Avec ce nouveau bien locatif que j’envisage de vendre, j’ai vécu dans le bien pendant deux ans (2003, 2004), puis je le loue depuis 14 ans. Même si ma famille revenait dans la location pendant deux ans, nous ne pourrions obtenir qu’une exclusion de bénéfices non imposable au prorata égale à la durée pendant laquelle nous avons vécu dans la propriété divisée par la durée totale de propriété.

C’est normalement le cas pour les propriétés locatives achetées après le 1er janvier 2009. Cependant, une loi a été adoptée depuis que j’ai acheté la propriété selon laquelle toute utilisation de la location avant le 1er janvier 2009 est considérée comme une « utilisation autorisée ».
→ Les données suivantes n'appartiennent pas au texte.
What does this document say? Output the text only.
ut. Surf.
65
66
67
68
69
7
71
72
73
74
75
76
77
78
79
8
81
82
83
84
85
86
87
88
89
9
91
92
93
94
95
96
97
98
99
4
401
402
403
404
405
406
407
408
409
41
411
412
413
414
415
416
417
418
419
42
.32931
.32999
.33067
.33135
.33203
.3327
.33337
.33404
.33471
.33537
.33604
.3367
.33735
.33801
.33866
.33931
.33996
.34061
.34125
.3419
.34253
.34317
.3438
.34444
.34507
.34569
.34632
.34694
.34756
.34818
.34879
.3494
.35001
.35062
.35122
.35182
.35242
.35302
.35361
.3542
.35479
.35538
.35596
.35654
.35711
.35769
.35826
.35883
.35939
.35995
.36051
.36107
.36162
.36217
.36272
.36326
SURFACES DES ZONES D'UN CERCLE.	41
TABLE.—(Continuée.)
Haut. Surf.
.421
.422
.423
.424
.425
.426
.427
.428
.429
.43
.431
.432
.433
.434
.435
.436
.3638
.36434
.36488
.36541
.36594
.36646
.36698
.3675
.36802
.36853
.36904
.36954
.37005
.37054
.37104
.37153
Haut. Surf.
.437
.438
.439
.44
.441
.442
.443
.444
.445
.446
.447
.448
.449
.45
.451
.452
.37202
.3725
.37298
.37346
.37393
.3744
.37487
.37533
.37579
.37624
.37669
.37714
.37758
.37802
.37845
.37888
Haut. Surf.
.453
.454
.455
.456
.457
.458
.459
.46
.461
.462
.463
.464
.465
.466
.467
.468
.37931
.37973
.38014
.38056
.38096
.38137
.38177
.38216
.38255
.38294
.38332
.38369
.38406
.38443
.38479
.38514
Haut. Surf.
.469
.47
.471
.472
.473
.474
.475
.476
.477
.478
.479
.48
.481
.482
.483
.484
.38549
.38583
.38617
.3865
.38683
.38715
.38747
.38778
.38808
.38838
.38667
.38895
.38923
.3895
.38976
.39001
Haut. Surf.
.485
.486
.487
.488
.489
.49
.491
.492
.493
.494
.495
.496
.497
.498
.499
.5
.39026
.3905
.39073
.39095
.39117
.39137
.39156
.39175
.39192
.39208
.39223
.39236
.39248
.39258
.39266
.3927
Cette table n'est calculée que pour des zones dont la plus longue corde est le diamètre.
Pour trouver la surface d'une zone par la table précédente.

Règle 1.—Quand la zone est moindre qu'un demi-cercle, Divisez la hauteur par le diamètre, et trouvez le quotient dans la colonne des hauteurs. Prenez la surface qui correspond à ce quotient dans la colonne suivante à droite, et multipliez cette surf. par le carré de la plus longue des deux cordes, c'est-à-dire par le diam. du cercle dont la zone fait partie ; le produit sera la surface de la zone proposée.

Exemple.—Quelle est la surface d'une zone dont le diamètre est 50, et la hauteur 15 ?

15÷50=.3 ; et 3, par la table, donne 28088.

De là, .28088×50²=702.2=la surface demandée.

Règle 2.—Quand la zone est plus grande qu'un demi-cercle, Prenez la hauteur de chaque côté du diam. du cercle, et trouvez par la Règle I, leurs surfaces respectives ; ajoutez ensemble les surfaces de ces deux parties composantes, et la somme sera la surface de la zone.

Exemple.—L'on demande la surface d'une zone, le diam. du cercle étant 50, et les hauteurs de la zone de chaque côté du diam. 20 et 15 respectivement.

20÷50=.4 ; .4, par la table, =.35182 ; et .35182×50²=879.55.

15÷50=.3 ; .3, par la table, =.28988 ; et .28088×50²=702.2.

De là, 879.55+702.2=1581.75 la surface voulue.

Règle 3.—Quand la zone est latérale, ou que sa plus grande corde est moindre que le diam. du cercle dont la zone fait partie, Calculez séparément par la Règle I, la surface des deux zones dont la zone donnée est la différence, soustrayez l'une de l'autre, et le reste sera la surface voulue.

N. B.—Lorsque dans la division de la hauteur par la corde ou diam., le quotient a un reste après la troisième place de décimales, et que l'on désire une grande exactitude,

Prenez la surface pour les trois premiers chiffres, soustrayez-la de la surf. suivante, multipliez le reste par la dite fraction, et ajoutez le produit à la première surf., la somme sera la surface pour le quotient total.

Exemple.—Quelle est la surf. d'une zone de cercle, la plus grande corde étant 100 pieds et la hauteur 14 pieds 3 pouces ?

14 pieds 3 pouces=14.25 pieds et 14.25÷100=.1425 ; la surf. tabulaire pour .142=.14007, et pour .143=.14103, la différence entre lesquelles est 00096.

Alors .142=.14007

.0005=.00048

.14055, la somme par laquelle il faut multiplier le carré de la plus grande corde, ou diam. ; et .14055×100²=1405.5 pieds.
En d’autres termes, le montant au prorata de notre exclusion des bénéfices non imposables serait égal à Utilisation qualifiée/Années de propriété. Numérateur = 2003, 2004, 2005, 2006, 2007, 2008 + 2018, 2019 (retour pour deux ans) = 8. Dénominateur = 2003, 2004, 2005, 2006, 2007, 2008, 2009, 2010, 2011, 2012, 2013, 2014, 2015, 2016, 2017, 2018, 2019 = 17. Montant au prorata = 8 / 17 = 47 %. Si mon gain est de 720 000 $, alors mon gain non imposable = 47 % X 720 000 $ = 338 400 $. Avec un taux d’imposition effectif de 27 %, mes économies d’impôt = 91 368 $.

Gagner des bénéfices non imposables de 338 400 $ vaut mieux qu’un coup dans l’œil. Cependant, ce n’est certainement pas aussi attrayant que de gagner 500 000 $ de bénéfices non imposables en tant que couple marié. Et pour clarifier, je ne suis pas limité à 47 % du chiffre de 250 000 $/500 000 $.

Je suis limité à 47% des gagner. Ce gain est alors limité à 250 000 $/500 000 $. En d’autres termes, avec un montant au prorata de 47 %, je peux réaliser un gain en capital de 1 063 829 $ avant d’atteindre la limite de 500 000 $ en tant que couple marié.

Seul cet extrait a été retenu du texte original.